Un po’ Wes Anderson un po’ Johnny Depp in “Paura e delirio a Las Vegas”, un tocco di selvaggio west e una spruzzata di anni ’70. Il tutto mescolato ai Peanuts, alle stampe tappezzeria con punte animalier e alle camicie in puro stile dandy.
Alessandro Michele conferma quanto visto fino ad ora con le collezioni da lui create: Gucci non è più Gucci, ma in compenso la sua identità non è mai stata così forte. Immerso in un’atmosfera a luci – letteralmente – rosse, l’uomo pensato per l’Autunno/Inverno 2016-17 attraversa “campi di riattivazione poetica” (questo il titolo del fashion show).
Poetica del passato che sempre riemerge nel presente, come sottintendono le camicie dallo sparato decorato prese dall’armadio di un nonno un po’ kitsch.
Poetica del ritorno a quell’infanzia che conforta in un mondo di valori in caotico cambiamento: ecco t-shirt con Snoopy e Woodstock, cappelli con lunghe orecchie di pelliccia nei toni del fucsia e dell’azzurro, giubbotti a motivo Teddy bear.
Ma soprattutto poetica del genere che scompare, con l’occhio di chi guarda molto più interessatoa cogliere la prossima pelliccia da Crudelia Demon o la successiva cappa rosso fuoco, piuttosto che preoccupato dal sesso dei modelli.
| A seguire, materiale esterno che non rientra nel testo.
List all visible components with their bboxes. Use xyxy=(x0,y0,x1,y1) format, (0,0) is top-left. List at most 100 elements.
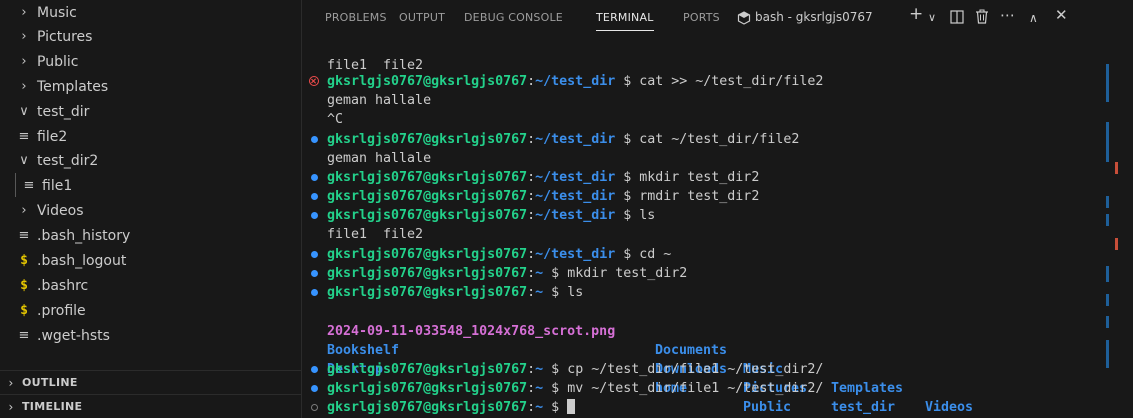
tree-item-label: .bash_history xyxy=(37,227,131,244)
command-success-icon[interactable] xyxy=(311,289,318,296)
text-file-icon: ≡ xyxy=(18,328,30,343)
command-success-icon[interactable] xyxy=(311,212,318,219)
ls-entry: Public xyxy=(743,400,792,415)
terminal-command-line: gksrlgjs0767@gksrlgjs0767:~ $ ls xyxy=(327,285,584,300)
close-panel-icon[interactable]: ✕ xyxy=(1055,6,1068,24)
terminal-cursor xyxy=(567,399,576,414)
tree-item-bash-logout[interactable]: $ .bash_logout xyxy=(0,248,301,273)
panel-tab-bar: PROBLEMS OUTPUT DEBUG CONSOLE TERMINAL P… xyxy=(303,0,1133,36)
new-terminal-plus-icon[interactable]: + xyxy=(909,5,923,23)
terminal-output-line: ^C xyxy=(327,112,344,127)
tree-item-test-dir[interactable]: ∨ test_dir xyxy=(0,99,301,124)
tree-item-label: .profile xyxy=(37,302,86,319)
chevron-right-icon: › xyxy=(21,5,27,20)
tab-ports[interactable]: PORTS xyxy=(683,11,720,24)
maximize-panel-icon[interactable]: ∧ xyxy=(1029,9,1038,27)
shell-file-icon: $ xyxy=(20,303,28,318)
bottom-panel: PROBLEMS OUTPUT DEBUG CONSOLE TERMINAL P… xyxy=(303,0,1133,418)
chevron-right-icon: › xyxy=(8,399,14,414)
tree-item-file1[interactable]: ≡ file1 xyxy=(0,173,301,198)
tree-item-wget-hsts[interactable]: ≡ .wget-hsts xyxy=(0,323,301,348)
command-success-icon[interactable] xyxy=(311,136,318,143)
command-success-icon[interactable] xyxy=(311,366,318,373)
command-success-icon[interactable] xyxy=(311,385,318,392)
terminal-command-line: gksrlgjs0767@gksrlgjs0767:~/test_dir $ c… xyxy=(327,247,672,262)
command-success-icon[interactable] xyxy=(311,251,318,258)
ls-output-row: Bookshelf Downloads Pictures test_dir xyxy=(327,322,1027,415)
terminal-instance-name[interactable]: bash - gksrlgjs0767 xyxy=(755,10,873,24)
tab-debug-console[interactable]: DEBUG CONSOLE xyxy=(464,11,563,24)
command-success-icon[interactable] xyxy=(311,193,318,200)
chevron-right-icon: › xyxy=(21,203,27,218)
ls-entry: test_dir xyxy=(831,400,896,415)
scroll-marker xyxy=(1106,196,1109,208)
tree-item-pictures[interactable]: › Pictures xyxy=(0,24,301,49)
command-success-icon[interactable] xyxy=(311,270,318,277)
scroll-marker xyxy=(1106,122,1109,162)
tree-item-label: Public xyxy=(37,53,79,70)
text-file-icon: ≡ xyxy=(23,178,35,193)
command-error-icon[interactable] xyxy=(309,76,319,86)
chevron-down-icon: ∨ xyxy=(19,104,29,119)
scroll-marker xyxy=(1106,64,1109,102)
scroll-marker-error xyxy=(1115,238,1118,250)
scroll-marker xyxy=(1106,294,1109,306)
tree-item-file2[interactable]: ≡ file2 xyxy=(0,124,301,149)
scroll-marker xyxy=(1106,214,1109,226)
terminal-profile-icon xyxy=(737,11,751,25)
text-file-icon: ≡ xyxy=(18,228,30,243)
outline-label: OUTLINE xyxy=(22,376,78,389)
explorer-sidebar: › Music › Pictures › Public › Templates … xyxy=(0,0,302,418)
terminal-command-line: gksrlgjs0767@gksrlgjs0767:~ $ mv ~/test_… xyxy=(327,381,824,396)
tree-item-label: .bash_logout xyxy=(37,252,127,269)
shell-file-icon: $ xyxy=(20,253,28,268)
terminal-prompt-line[interactable]: gksrlgjs0767@gksrlgjs0767:~ $ xyxy=(327,398,576,417)
ls-entry: Templates xyxy=(831,381,904,396)
timeline-section-header[interactable]: › TIMELINE xyxy=(0,394,301,418)
tree-item-public[interactable]: › Public xyxy=(0,49,301,74)
outline-section-header[interactable]: › OUTLINE xyxy=(0,370,301,394)
tab-output[interactable]: OUTPUT xyxy=(399,11,445,24)
tree-item-label: Templates xyxy=(37,78,109,95)
scroll-marker xyxy=(1106,266,1109,282)
tree-item-label: file1 xyxy=(42,177,73,194)
chevron-down-icon: ∨ xyxy=(19,153,29,168)
tree-item-bash-history[interactable]: ≡ .bash_history xyxy=(0,223,301,248)
shell-file-icon: $ xyxy=(20,278,28,293)
text-file-icon: ≡ xyxy=(18,129,30,144)
tree-item-test-dir2[interactable]: ∨ test_dir2 xyxy=(0,148,301,173)
command-success-icon[interactable] xyxy=(311,174,318,181)
scroll-marker xyxy=(1106,340,1109,368)
tree-item-label: .bashrc xyxy=(37,277,89,294)
split-terminal-icon[interactable] xyxy=(950,10,964,24)
timeline-label: TIMELINE xyxy=(22,400,83,413)
ellipsis-icon[interactable]: ⋯ xyxy=(1000,6,1015,24)
tree-item-music[interactable]: › Music xyxy=(0,0,301,25)
tree-item-videos[interactable]: › Videos xyxy=(0,198,301,223)
tree-item-label: test_dir2 xyxy=(37,152,99,169)
trash-icon[interactable] xyxy=(975,9,989,24)
terminal-output-line: file1 file2 xyxy=(327,227,424,242)
terminal-output-line: geman hallale xyxy=(327,151,432,166)
tree-item-profile[interactable]: $ .profile xyxy=(0,298,301,323)
tree-item-label: Music xyxy=(37,4,77,21)
terminal-command-line: gksrlgjs0767@gksrlgjs0767:~/test_dir $ c… xyxy=(327,74,824,89)
chevron-right-icon: › xyxy=(21,54,27,69)
terminal-command-line: gksrlgjs0767@gksrlgjs0767:~ $ cp ~/test_… xyxy=(327,362,824,377)
tree-item-bashrc[interactable]: $ .bashrc xyxy=(0,273,301,298)
tree-item-label: file2 xyxy=(37,128,68,145)
ls-output-row: Desktop home Public test_dir2 xyxy=(327,341,1027,415)
tree-item-templates[interactable]: › Templates xyxy=(0,74,301,99)
tree-item-label: test_dir xyxy=(37,103,90,120)
terminal-view[interactable]: file1 file2 gksrlgjs0767@gksrlgjs0767:~/… xyxy=(303,36,1133,418)
tree-item-label: Pictures xyxy=(37,28,93,45)
terminal-command-line: gksrlgjs0767@gksrlgjs0767:~ $ mkdir test… xyxy=(327,266,688,281)
chevron-right-icon: › xyxy=(21,29,27,44)
command-pending-icon[interactable] xyxy=(311,404,318,411)
chevron-right-icon: › xyxy=(21,79,27,94)
tab-terminal[interactable]: TERMINAL xyxy=(596,11,654,31)
ls-entry: Videos xyxy=(925,400,974,415)
terminal-output-line: geman hallale xyxy=(327,93,432,108)
chevron-down-icon[interactable]: ∨ xyxy=(928,9,936,27)
tab-problems[interactable]: PROBLEMS xyxy=(325,11,387,24)
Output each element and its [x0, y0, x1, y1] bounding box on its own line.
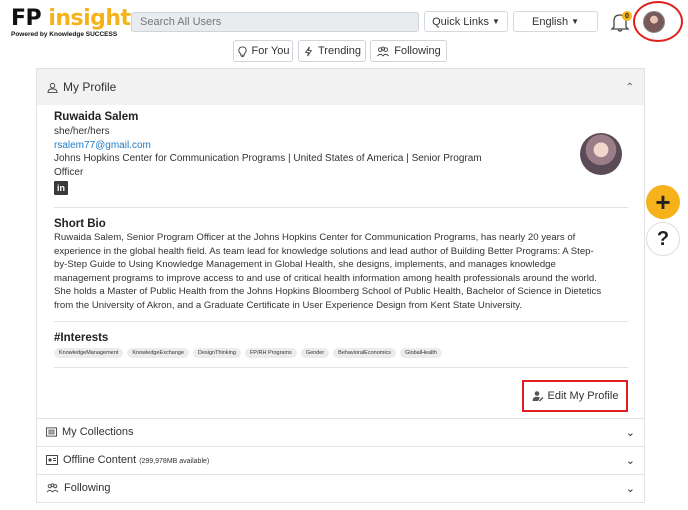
interest-tag[interactable]: DesignThinking — [193, 347, 241, 358]
language-dropdown[interactable]: English ▼ — [513, 11, 598, 32]
fp-insight-logo[interactable]: FP insight Powered by Knowledge SUCCESS — [11, 7, 131, 39]
following-accordion-header[interactable]: Following ⌄ — [37, 473, 644, 502]
tab-for-you[interactable]: For You — [233, 40, 293, 62]
offline-storage-note: (299,978MB available) — [139, 458, 210, 466]
collections-title: My Collections — [62, 426, 134, 439]
interests-tag-list: KnowledgeManagement KnowledgeExchange De… — [54, 347, 628, 358]
profile-section-title: My Profile — [63, 80, 117, 94]
chevron-down-icon: ⌄ — [625, 454, 635, 467]
chevron-down-icon: ⌄ — [625, 482, 635, 495]
interest-tag[interactable]: KnowledgeExchange — [127, 347, 190, 358]
list-icon — [46, 427, 57, 437]
divider — [54, 320, 628, 322]
chevron-up-icon: ⌃ — [625, 81, 634, 93]
quick-links-dropdown[interactable]: Quick Links ▼ — [424, 11, 508, 32]
profile-pronouns: she/her/hers — [54, 126, 110, 137]
following-title: Following — [64, 482, 111, 495]
tab-following[interactable]: Following — [370, 40, 447, 62]
caret-down-icon: ▼ — [571, 17, 579, 26]
interests-title: #Interests — [54, 331, 109, 344]
profile-name: Ruwaida Salem — [54, 111, 139, 123]
profile-photo — [580, 133, 622, 175]
highlight-circle — [633, 1, 683, 42]
add-button[interactable]: + — [646, 185, 680, 219]
caret-down-icon: ▼ — [491, 17, 500, 26]
bio-text: Ruwaida Salem, Senior Program Officer at… — [54, 232, 602, 311]
profile-accordion-header[interactable]: My Profile ⌃ — [37, 69, 644, 105]
offline-content-title: Offline Content — [63, 454, 137, 467]
bio-title: Short Bio — [54, 218, 106, 230]
offline-icon — [46, 455, 58, 466]
interest-tag[interactable]: KnowledgeManagement — [54, 347, 124, 358]
collections-accordion-header[interactable]: My Collections ⌄ — [37, 417, 644, 446]
people-icon — [46, 483, 59, 493]
logo-tagline: Powered by Knowledge SUCCESS — [11, 31, 118, 38]
profile-affiliation: Johns Hopkins Center for Communication P… — [54, 153, 482, 164]
edit-profile-button[interactable]: Edit My Profile — [522, 379, 628, 412]
divider — [54, 207, 628, 208]
profile-accordion: My Profile ⌃ Ruwaida Salem she/her/hers … — [36, 68, 645, 503]
interest-tag[interactable]: BehavioralEconomics — [333, 347, 397, 358]
search-input[interactable] — [131, 12, 419, 32]
chevron-down-icon: ⌄ — [625, 426, 635, 439]
profile-email-link[interactable]: rsalem77@gmail.com — [54, 139, 628, 153]
interest-tag[interactable]: Gender — [300, 347, 330, 358]
person-icon — [47, 82, 58, 93]
profile-body: Ruwaida Salem she/her/hers rsalem77@gmai… — [37, 105, 644, 418]
tab-trending[interactable]: Trending — [298, 40, 366, 62]
help-button[interactable]: ? — [646, 222, 680, 256]
interest-tag[interactable]: GlobalHealth — [400, 347, 442, 358]
lightbulb-icon — [237, 45, 247, 57]
interest-tag[interactable]: FP/RH Programs — [244, 347, 297, 358]
offline-content-accordion-header[interactable]: Offline Content (299,978MB available) ⌄ — [37, 445, 644, 474]
user-edit-icon — [532, 390, 544, 402]
linkedin-icon[interactable]: in — [54, 181, 68, 195]
lightning-icon — [304, 46, 313, 56]
notification-badge: 0 — [622, 11, 632, 21]
people-icon — [377, 46, 390, 56]
profile-affiliation-cont: Officer — [54, 166, 84, 178]
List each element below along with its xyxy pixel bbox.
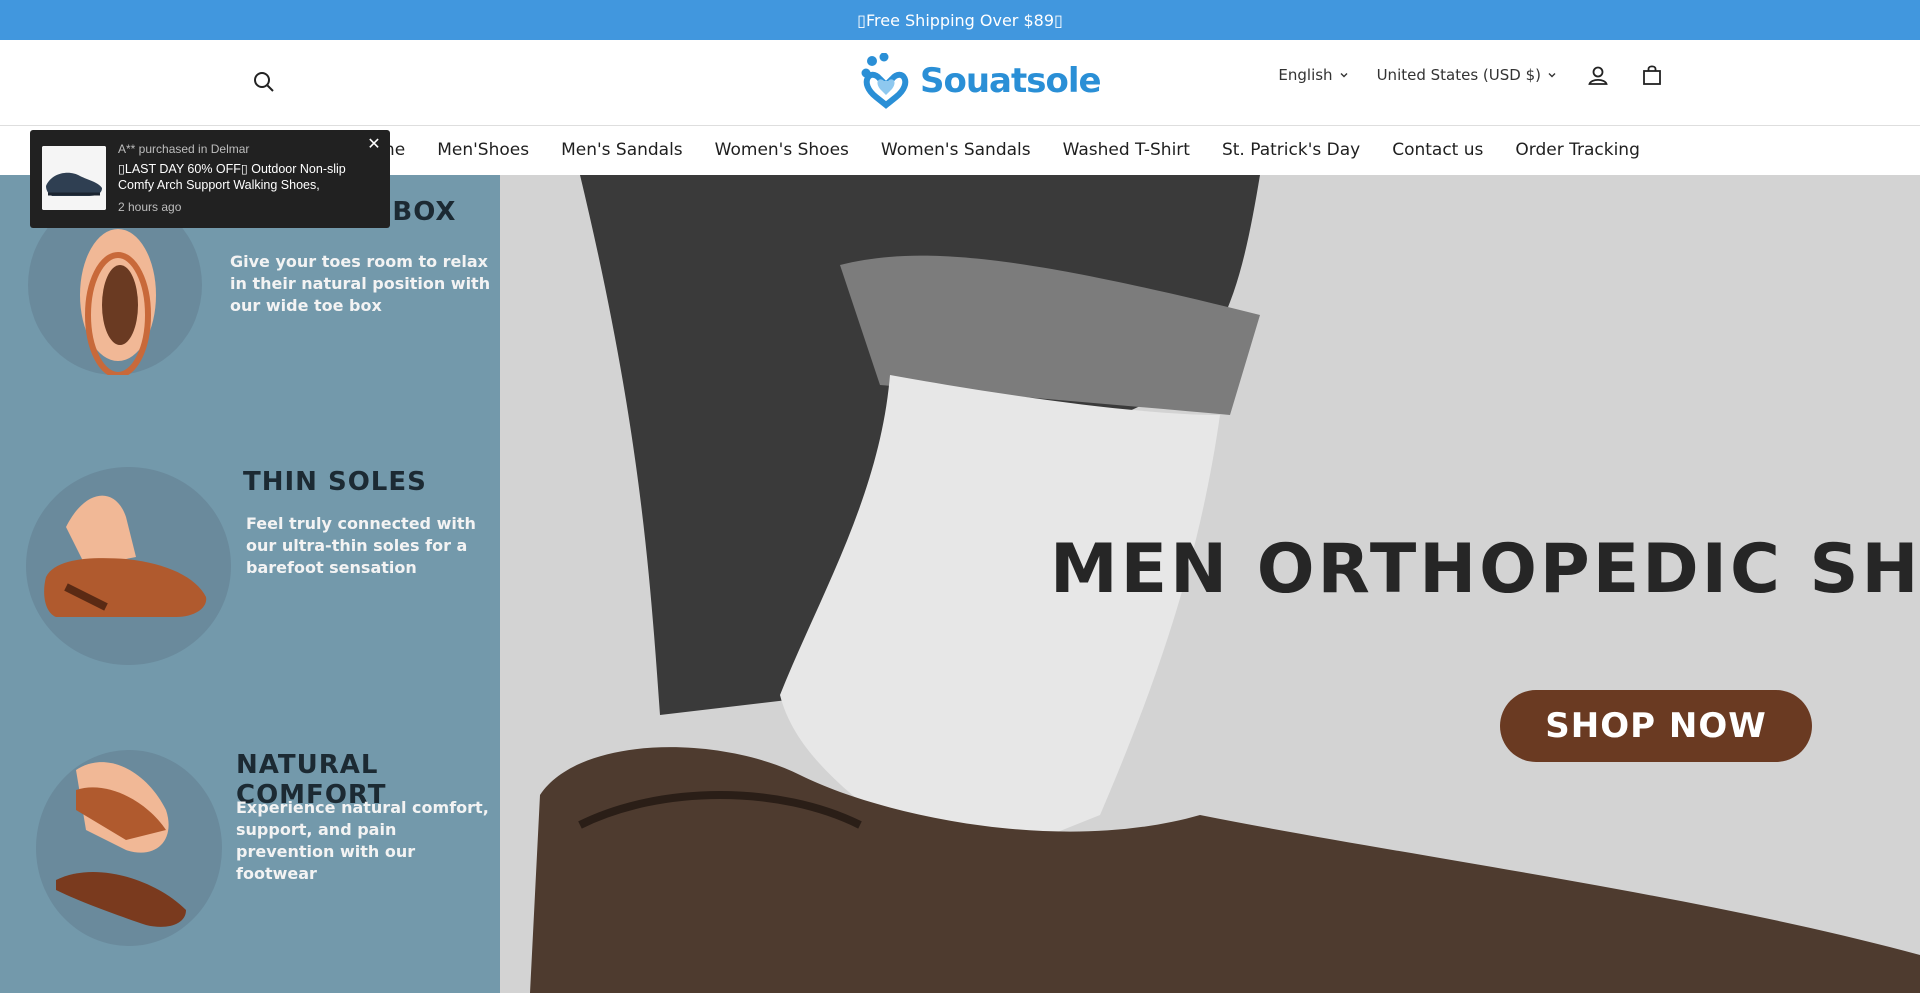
purchase-time: 2 hours ago bbox=[118, 200, 182, 214]
nav-item-mens-sandals[interactable]: Men's Sandals bbox=[561, 140, 683, 160]
bag-icon[interactable] bbox=[1639, 62, 1665, 88]
feature-image-thin-soles bbox=[26, 467, 231, 665]
shop-now-button[interactable]: SHOP NOW bbox=[1500, 690, 1812, 762]
product-thumbnail bbox=[42, 146, 106, 210]
hero-title: MEN ORTHOPEDIC SHOES bbox=[1050, 530, 1920, 609]
feature-text-thin-soles: Feel truly connected with our ultra-thin… bbox=[246, 514, 476, 577]
language-label: English bbox=[1278, 66, 1333, 84]
nav-item-mens-shoes[interactable]: Men'Shoes bbox=[437, 140, 529, 160]
user-icon[interactable] bbox=[1585, 62, 1611, 88]
nav-item-contact-us[interactable]: Contact us bbox=[1392, 140, 1483, 160]
close-icon[interactable]: ✕ bbox=[366, 136, 382, 152]
purchase-meta: A** purchased in Delmar bbox=[118, 142, 250, 156]
site-header: Souatsole English United States (USD $) bbox=[0, 40, 1920, 126]
language-selector[interactable]: English bbox=[1278, 66, 1348, 84]
nav-item-st-patricks-day[interactable]: St. Patrick's Day bbox=[1222, 140, 1360, 160]
hero-banner[interactable]: WIDE TOE BOX Give your toes room to rela… bbox=[0, 175, 1920, 993]
recent-purchase-popup[interactable]: A** purchased in Delmar ▯LAST DAY 60% OF… bbox=[30, 130, 390, 228]
currency-selector[interactable]: United States (USD $) bbox=[1377, 66, 1557, 84]
hero-photo: MEN ORTHOPEDIC SHOES SHOP NOW bbox=[500, 175, 1920, 993]
feature-text-wide-toe-box: Give your toes room to relax in their na… bbox=[230, 252, 491, 315]
logo-text: Souatsole bbox=[920, 61, 1102, 101]
announcement-text: ▯Free Shipping Over $89▯ bbox=[857, 10, 1063, 30]
currency-label: United States (USD $) bbox=[1376, 66, 1541, 84]
features-panel: WIDE TOE BOX Give your toes room to rela… bbox=[0, 175, 500, 993]
nav-item-order-tracking[interactable]: Order Tracking bbox=[1515, 140, 1640, 160]
logo[interactable]: Souatsole bbox=[860, 53, 1102, 109]
nav-item-womens-shoes[interactable]: Women's Shoes bbox=[715, 140, 849, 160]
paw-heart-icon bbox=[861, 53, 909, 109]
feature-text-natural-comfort: Experience natural comfort, support, and… bbox=[236, 798, 489, 883]
nav-item-washed-tshirt[interactable]: Washed T-Shirt bbox=[1063, 140, 1190, 160]
feature-image-natural-comfort bbox=[36, 750, 222, 946]
nav-item-womens-sandals[interactable]: Women's Sandals bbox=[881, 140, 1031, 160]
purchase-product-name[interactable]: ▯LAST DAY 60% OFF▯ Outdoor Non-slip Comf… bbox=[118, 161, 368, 193]
announcement-bar: ▯Free Shipping Over $89▯ bbox=[0, 0, 1920, 40]
feature-title-thin-soles: THIN SOLES bbox=[243, 467, 427, 497]
chevron-down-icon bbox=[1340, 73, 1348, 78]
search-icon[interactable] bbox=[252, 70, 276, 94]
chevron-down-icon bbox=[1548, 73, 1556, 78]
header-utilities: English United States (USD $) bbox=[1278, 62, 1665, 88]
Non a caso Alessandro Michele ha chiamato in passerella Hari Nef, modella transgender che figura fra i 50 personaggi più influenti del 2015 secondo The Forward.
Unica concessione alla riconoscibilità del marchio fiorentino, al di là delle righe verdi e rosse che fanno capolino sugli accessori, sono i mocassini con l’interno in pelliccia: un lusso bizzarro che rimanda al voler essere appariscenti senza faticare a scostarsi dalla comodità.
Sembra la moda di un tempo collassato su se stesso, dove i frammenti di stili ed epoche sono raccolti da modelli-bambini che non vogliono ascoltare la rigidità dei canoni intorno a loro, ma li combattono silenziosamente senza velleità di costruirne di propri.